This topic is for the new Veracode Static for Visual Studio released April 2022. For the legacy versions of Veracode Static for Visual Studio, see Veracode Static for Visual Studio (Legacy).
If this is your first scan for an application using this extension, see the One-Time Setup section to ensure your scan is properly built and packaged for uploading to Veracode.
The Run Scan button is disabled if a scan is in a failed state. You must resolve the failed scan to re-enable this button.
To start a scan, select Run Scan.
You can now select View Results to view full details on the findings.
The View Results grid opens with details about the findings.
Right-click on any finding in the grid and select from these options:
- Remediation Guidance
- Go to Line to go directly to the line of code containing the finding. You can also double-click the grid row to go directly to the source code.
The details window shows all details for the findings. Some of these details show in the grid, by default, and the details window enables you to see all details, including the Issue Description, which gives specific guidance about the finding.
The History window shows the history of any actions that have been applied to a finding, such as any mitigations, or as below, comments applied to a finding.
The Datapaths window shows the flow of the finding through the code. In this example, there can be a number of different entry points a finding can take through the code.
The Remediation Guidance window shows detailed information about a finding and examples of how it might be fixed. There are also links to other common websites with additional information on the finding, such as OWASP, WASC, and
Go to Line
You can go directly to the finding in your source code by either selecting Go to Line, or by double-clicking the grid row corresponding to the finding in your source code.

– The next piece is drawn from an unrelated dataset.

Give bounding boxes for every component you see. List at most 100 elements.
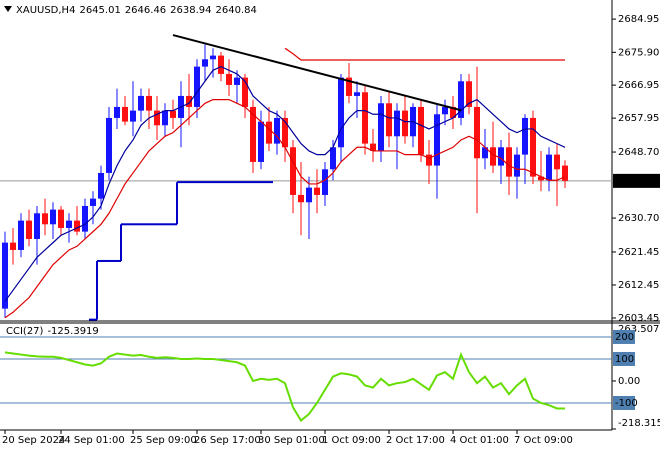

Actions allow you to apply a number of different options for each row you select in the grid. In the example below, only one row is selected, but you can select multiple rows to which to apply the action. The actions include adding comments to the findings, adding mitigation requests, such as Mitigate by Design, Mitigate by Network Environment, etc., and with the correct account permissions, the ability to approve or reject mitigations.
Below is an example of adding a comment to a single finding using the selected row as shown in the example above.
Select Extensions > Veracode Static Analysis > View Results > Windows. You can open a window for each of these menu items: View Results, Finding History, Finding Details, Finding Datapaths, and Remediation Guidance.
These windows are populated with data you viewed during the current Visual Studio session. If you exit and restart Visual Studio, you clear the data from all windows. If you have not viewed data in a window during the current session, the window is empty.